Politisi yang diduga mempunyai banyak buzzer ternyata tidak hanya Joko Widodo. Ada beberapa politisi lain, yang entah secara alamiah ataupun dengan rekayasa, mempunyai buzzer yang senantiasa menghiasi jagat internet dengan konten ataupun komentar positif terkait si politisi tersebut.

Ada seorang politisi yang sekarang ini tampaknya sudah punya tim media sosial. Tim ini bertugas membentuk citra tokoh ini seolah-olah dirinya adalah orang yang berkompeten untuk menjadi pemimpin negeri ini (presiden/wakil presiden). Tim ini mulai kelihatan kerjanya, indikasinya terlihat dari pemberitaan di portal-portal berita daring.
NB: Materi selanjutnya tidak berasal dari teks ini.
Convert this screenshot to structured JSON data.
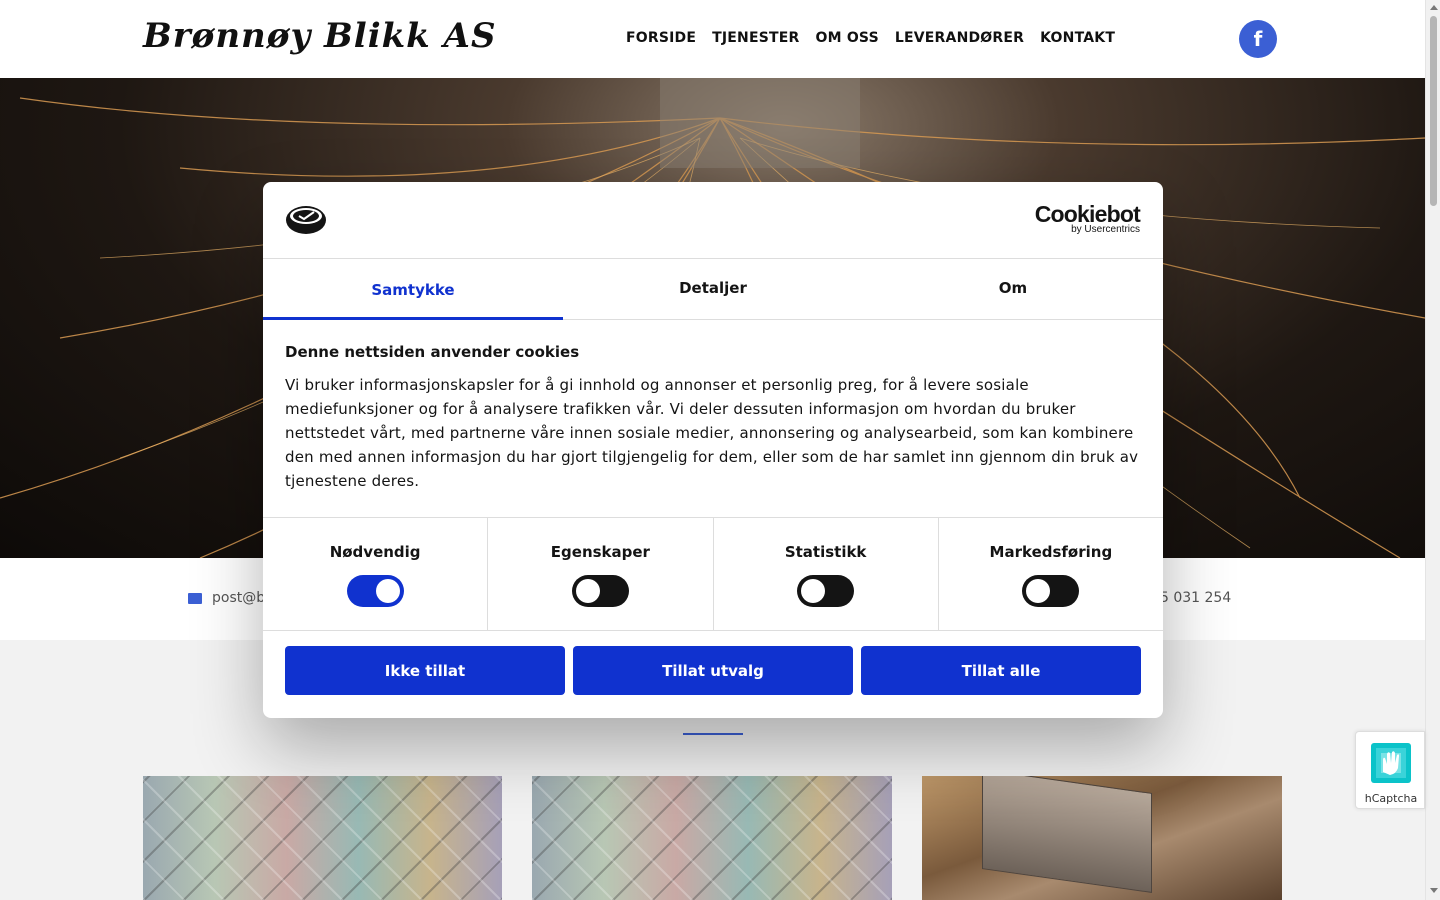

Jika portal-portal berita itu kebetulan memuat berita positif mengenai tokoh ini, maka para buzzer dari politisi ini akan segera menyerbunya dengan melakukan bom komentar dan juga bom "share" alias membagikan link berita itu ke akun-akun pribadi media sosial mereka, apakah itu facebook, twitter, ataupun google plus dan lain-lain. Buzzer politisi ini terlihat sekali settingan-nya, berbeda dengan buzzer-nya Jokowi. Buzzer Jokowi terlihat lebih natural dan persebarannya cenderung luas, serta akun si buzzer pun nampaknya memang akun yang asli, bukan akun "fake". Beda dengan politisi yang sedang kita bicarakan ini, buzzer-nya adalah orang yang itu-itu saja, dan kalaupun ada orang baru, maka orang baru itu juga merupakan teman/follower dari si buzzer tadi. Dari nama-nama akunnya pun kita patut curiga bahwa akun-akun tersebut adalah akun palsu yang dikendalikan segelintir orang untuk membentuk opini. Komentar-komentar buzzer politisi ini pun kebanyakan senada dan kosong, mencerminkan bahwa para buzzer ini hanya asal komentar saja, tak mengapa komentar hampa asal banyak dan mencitrakan bahwa si politisi ini massanya banyak. Beda jauh dengan buzzer Jokowi yang jika kita perhatikan komentar-komentar mereka cenderung berisi dan argumentatif, tidak asal komentar saja.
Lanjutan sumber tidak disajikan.